Sparkling wines are the most sensitive to light and should be stored in the darkest part of your cellar. Incandescent or sodium vapor lighting are generally better for your cellar than fluorescent light sources, however, as long as light exposure is infrequent, it won't have a negative impact on your collection. Avoid sunlight.
While generally not a problem in residential wine cellars, excessive vibration can disturb a wine's sediment balance. Sediments are meant to fall out of wine and vibration could reintroduce them back into liquid form. Wine should therefore be stored away from vibrations caused by cooling systems or other equipment.
Wine should always be stored away from strong smelling compounds and foods. These odors can penetrate a weak cork and eventually change a wine's character. So don't store your wine in the same closet as fresh garlic!

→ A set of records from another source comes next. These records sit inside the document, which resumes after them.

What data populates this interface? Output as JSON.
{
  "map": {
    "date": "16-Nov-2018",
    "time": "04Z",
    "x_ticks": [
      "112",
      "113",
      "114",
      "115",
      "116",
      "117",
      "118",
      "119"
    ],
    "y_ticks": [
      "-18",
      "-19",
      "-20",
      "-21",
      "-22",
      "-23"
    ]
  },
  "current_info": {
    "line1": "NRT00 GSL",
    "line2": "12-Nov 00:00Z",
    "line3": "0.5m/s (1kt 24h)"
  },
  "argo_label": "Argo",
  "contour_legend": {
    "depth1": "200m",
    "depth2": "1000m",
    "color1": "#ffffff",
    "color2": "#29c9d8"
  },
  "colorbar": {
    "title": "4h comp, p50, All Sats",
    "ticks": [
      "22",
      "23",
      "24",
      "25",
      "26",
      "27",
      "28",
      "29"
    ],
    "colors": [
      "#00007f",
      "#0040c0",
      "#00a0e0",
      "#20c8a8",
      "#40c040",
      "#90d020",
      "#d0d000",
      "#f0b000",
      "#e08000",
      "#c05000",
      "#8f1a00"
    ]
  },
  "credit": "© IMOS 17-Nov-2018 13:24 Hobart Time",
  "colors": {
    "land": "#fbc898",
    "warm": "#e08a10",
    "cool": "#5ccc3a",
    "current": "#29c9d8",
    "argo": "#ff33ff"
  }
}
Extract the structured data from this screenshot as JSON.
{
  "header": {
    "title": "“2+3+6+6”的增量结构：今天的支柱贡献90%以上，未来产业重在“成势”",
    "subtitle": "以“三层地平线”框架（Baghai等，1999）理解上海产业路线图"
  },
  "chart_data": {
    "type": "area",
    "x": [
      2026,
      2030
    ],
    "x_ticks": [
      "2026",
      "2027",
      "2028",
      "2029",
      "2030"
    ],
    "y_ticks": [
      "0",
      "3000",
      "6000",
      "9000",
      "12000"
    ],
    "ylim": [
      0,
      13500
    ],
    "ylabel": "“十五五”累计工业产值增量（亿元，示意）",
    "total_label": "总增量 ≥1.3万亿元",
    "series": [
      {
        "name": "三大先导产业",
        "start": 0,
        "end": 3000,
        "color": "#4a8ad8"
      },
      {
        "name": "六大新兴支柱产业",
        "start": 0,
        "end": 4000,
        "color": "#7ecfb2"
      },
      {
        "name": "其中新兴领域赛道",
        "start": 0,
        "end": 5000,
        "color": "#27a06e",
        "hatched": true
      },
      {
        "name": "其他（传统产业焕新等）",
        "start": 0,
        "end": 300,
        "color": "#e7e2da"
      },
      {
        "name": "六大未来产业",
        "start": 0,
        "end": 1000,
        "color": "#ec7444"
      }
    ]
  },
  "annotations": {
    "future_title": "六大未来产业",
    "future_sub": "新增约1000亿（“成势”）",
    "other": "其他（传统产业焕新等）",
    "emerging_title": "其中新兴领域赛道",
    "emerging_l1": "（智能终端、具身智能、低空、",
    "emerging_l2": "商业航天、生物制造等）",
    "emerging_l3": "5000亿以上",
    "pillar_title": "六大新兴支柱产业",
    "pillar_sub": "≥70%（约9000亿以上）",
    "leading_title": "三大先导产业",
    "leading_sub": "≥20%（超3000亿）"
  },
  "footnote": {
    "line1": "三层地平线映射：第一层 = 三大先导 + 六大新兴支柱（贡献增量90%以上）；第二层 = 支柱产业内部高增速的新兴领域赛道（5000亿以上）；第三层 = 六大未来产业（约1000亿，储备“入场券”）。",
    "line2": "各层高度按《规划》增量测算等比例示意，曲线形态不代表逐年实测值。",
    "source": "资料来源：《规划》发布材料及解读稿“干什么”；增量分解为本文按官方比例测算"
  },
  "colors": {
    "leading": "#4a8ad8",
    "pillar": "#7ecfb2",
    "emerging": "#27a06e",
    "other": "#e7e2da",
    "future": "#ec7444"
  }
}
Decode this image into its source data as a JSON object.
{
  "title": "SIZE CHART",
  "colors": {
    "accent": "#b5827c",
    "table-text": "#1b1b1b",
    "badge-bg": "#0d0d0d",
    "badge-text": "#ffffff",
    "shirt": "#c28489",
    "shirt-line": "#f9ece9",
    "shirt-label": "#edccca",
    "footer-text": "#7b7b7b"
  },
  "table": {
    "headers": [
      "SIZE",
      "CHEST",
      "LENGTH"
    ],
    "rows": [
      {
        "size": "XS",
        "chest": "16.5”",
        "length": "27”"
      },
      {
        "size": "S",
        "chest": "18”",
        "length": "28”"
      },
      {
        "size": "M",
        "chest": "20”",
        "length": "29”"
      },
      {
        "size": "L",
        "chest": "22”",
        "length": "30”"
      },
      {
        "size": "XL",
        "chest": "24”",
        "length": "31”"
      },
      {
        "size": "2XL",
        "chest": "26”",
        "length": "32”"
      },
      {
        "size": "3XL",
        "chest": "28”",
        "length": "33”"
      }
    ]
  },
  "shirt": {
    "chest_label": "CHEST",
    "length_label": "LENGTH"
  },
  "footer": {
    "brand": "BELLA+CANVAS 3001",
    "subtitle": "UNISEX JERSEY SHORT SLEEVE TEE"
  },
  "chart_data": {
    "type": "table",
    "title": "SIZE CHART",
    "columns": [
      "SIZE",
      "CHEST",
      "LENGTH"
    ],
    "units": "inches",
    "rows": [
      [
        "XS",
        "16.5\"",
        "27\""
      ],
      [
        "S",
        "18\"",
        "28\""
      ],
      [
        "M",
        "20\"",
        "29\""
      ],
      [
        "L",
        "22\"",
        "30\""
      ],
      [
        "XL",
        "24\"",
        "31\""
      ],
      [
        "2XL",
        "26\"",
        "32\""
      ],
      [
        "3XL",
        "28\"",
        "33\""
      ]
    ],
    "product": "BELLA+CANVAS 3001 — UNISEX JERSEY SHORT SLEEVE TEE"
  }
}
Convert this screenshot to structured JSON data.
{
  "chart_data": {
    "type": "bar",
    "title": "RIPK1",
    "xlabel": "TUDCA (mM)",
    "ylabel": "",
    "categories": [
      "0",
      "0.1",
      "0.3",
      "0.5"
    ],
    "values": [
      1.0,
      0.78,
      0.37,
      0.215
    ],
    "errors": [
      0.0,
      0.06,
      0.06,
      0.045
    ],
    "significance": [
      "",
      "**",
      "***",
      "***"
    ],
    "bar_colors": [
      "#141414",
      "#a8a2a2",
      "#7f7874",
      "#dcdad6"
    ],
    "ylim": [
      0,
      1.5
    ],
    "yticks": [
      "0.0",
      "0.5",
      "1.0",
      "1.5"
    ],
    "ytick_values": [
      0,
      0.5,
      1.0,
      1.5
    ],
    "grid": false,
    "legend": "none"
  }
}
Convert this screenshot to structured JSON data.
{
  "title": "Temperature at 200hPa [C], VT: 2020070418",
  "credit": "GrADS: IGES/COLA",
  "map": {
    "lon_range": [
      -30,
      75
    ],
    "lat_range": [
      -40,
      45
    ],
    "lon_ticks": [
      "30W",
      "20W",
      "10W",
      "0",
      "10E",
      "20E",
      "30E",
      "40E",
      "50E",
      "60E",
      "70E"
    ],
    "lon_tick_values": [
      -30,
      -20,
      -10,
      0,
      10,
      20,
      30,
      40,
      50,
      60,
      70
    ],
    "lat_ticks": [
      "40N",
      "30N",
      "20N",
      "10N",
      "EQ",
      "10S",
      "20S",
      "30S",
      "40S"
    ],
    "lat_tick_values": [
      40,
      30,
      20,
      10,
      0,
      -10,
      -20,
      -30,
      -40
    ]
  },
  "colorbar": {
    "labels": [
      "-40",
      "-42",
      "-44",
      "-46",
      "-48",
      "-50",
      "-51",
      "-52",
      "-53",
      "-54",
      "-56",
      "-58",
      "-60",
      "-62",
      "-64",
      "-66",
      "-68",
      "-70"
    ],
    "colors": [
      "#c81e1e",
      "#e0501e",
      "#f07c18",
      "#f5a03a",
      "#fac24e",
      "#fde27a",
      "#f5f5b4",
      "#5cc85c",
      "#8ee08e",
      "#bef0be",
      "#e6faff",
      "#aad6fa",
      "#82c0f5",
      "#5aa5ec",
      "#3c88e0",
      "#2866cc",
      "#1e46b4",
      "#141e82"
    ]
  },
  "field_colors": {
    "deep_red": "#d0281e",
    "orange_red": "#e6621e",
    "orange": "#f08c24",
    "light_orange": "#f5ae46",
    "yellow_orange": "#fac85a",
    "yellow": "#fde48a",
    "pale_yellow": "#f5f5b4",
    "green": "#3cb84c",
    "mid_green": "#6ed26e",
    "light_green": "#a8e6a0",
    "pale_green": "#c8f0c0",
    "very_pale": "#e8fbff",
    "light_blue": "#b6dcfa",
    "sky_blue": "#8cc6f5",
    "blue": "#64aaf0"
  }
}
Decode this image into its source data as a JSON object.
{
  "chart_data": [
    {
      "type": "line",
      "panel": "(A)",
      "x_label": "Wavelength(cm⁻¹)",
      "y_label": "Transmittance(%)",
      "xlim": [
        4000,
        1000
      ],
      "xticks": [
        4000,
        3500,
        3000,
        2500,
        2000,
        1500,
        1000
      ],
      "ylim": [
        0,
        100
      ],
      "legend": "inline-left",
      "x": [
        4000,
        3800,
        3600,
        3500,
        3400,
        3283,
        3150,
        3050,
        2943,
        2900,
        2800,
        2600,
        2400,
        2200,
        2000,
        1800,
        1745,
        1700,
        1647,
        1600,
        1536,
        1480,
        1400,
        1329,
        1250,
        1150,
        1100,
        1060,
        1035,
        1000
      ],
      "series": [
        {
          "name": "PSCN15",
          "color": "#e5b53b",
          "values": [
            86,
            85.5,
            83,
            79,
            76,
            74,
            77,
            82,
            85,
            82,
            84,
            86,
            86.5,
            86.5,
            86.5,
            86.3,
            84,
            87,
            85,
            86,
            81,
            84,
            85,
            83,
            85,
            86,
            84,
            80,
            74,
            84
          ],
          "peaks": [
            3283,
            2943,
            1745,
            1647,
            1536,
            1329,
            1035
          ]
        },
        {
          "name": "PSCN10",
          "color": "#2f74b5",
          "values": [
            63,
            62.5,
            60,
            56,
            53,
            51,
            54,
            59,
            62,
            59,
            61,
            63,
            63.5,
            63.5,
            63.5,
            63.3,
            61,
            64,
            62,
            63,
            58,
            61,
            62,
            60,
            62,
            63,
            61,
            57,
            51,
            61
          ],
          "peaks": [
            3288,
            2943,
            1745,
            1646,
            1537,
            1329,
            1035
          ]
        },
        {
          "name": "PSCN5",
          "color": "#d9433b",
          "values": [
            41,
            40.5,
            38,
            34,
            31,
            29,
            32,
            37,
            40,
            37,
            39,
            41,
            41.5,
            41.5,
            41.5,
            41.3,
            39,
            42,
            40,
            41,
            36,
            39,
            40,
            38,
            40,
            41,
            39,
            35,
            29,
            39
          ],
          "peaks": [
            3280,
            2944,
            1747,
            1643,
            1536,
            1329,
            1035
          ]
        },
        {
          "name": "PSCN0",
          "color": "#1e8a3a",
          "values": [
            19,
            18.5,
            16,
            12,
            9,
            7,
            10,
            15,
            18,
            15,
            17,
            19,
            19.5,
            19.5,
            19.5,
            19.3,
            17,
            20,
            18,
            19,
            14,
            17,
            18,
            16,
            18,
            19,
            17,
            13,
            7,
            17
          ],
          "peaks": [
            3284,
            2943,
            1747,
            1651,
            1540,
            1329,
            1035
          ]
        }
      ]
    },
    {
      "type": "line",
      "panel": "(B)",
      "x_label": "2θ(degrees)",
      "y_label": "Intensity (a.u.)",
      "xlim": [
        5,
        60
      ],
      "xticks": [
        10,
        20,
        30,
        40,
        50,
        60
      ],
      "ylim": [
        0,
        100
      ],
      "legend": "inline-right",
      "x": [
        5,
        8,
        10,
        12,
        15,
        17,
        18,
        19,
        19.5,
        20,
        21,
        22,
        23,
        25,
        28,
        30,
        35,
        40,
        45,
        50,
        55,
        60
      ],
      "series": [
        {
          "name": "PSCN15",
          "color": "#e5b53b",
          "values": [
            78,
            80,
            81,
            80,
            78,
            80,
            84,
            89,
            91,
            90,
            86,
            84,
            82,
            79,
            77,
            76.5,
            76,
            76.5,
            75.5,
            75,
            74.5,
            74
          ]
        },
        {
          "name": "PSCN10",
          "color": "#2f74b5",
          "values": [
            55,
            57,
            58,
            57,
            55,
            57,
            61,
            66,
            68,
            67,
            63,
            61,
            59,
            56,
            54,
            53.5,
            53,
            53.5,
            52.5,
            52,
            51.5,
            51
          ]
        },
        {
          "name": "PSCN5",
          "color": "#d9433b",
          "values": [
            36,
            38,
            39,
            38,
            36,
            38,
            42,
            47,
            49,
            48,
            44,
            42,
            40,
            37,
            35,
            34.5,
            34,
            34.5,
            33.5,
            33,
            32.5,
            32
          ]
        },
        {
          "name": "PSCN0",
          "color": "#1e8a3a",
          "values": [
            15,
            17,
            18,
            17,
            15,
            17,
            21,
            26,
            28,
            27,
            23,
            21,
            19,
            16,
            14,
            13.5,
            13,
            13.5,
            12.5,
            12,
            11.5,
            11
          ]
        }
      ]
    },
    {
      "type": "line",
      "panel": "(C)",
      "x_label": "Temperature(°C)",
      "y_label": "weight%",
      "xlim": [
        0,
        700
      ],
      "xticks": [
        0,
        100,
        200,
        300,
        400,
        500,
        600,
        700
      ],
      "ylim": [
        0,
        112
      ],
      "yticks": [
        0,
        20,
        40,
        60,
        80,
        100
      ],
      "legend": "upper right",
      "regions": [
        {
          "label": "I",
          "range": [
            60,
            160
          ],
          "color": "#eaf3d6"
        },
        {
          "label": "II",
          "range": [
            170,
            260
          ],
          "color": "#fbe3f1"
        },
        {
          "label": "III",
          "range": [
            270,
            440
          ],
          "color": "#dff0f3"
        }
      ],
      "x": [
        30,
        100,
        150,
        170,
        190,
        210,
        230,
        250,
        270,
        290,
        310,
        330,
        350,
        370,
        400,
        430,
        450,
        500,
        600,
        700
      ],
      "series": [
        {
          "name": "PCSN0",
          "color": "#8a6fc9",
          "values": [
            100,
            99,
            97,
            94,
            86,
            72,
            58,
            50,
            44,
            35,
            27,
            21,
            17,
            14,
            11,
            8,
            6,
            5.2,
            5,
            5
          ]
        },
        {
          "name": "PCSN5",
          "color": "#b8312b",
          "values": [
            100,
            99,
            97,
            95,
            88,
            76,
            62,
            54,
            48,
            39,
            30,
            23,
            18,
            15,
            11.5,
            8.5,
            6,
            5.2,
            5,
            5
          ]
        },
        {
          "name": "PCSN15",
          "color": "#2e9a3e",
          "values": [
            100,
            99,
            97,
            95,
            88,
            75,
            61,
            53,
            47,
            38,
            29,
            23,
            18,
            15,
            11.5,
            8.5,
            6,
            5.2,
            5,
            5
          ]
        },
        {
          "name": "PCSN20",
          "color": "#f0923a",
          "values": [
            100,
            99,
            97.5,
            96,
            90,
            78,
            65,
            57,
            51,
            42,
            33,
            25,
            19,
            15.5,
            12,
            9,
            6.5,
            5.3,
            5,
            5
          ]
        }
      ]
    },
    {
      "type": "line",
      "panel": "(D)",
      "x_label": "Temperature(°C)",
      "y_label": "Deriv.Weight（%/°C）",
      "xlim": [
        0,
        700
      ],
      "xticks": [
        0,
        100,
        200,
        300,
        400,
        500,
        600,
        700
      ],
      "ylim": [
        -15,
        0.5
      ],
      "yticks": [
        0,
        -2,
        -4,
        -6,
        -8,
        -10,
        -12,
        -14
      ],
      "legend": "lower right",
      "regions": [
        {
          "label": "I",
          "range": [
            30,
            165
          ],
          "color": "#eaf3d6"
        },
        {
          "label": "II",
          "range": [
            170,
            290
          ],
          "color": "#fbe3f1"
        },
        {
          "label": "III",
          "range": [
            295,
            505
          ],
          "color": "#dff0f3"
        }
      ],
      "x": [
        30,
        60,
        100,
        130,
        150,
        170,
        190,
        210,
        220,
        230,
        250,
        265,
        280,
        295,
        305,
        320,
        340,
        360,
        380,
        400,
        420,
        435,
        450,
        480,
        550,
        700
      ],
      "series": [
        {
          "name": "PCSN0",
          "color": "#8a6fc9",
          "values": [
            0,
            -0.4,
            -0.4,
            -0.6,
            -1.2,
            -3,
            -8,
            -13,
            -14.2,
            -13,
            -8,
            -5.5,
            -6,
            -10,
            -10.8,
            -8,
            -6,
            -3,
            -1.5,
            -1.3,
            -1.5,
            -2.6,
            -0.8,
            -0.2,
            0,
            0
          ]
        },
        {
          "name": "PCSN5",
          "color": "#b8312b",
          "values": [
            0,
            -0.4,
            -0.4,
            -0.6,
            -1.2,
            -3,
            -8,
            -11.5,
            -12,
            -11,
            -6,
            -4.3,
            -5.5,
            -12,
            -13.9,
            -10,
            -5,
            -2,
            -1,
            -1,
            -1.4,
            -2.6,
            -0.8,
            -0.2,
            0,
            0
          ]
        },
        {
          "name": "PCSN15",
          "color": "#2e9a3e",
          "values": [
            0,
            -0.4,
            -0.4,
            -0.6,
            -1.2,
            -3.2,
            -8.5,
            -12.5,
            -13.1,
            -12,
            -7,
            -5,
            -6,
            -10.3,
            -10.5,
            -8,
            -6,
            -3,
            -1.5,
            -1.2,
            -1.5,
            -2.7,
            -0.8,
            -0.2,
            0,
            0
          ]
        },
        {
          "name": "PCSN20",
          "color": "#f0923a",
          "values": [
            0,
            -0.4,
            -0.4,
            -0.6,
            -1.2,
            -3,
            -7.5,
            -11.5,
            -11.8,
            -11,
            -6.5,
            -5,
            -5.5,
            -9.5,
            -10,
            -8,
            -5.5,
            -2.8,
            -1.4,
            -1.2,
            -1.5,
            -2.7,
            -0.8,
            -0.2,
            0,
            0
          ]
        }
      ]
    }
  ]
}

In general, a temperature of 50° F to 60° F and a Relative Humidity of 60% to 70% are ideal for long-term wine storage. A cool temperature slows the aging process, while high humidity helps to swell the cork, which minimizes oxidation. (Oxidation occurs when air reaches the wine.) Ultraviolet light exposure should be kept to a minimum.
Cool, damp basements or a specially designed wine storage unit are the best ways to achieve these ideal conditions, but even a cool, dark interior closet makes a good place to store wine. If possible, avoid storing wine on a counter in a kitchen, where temperatures can fluctuate dramatically from cooking. And wherever you plan to store your wine, monitor the temperature over a few days first to check it's a good place.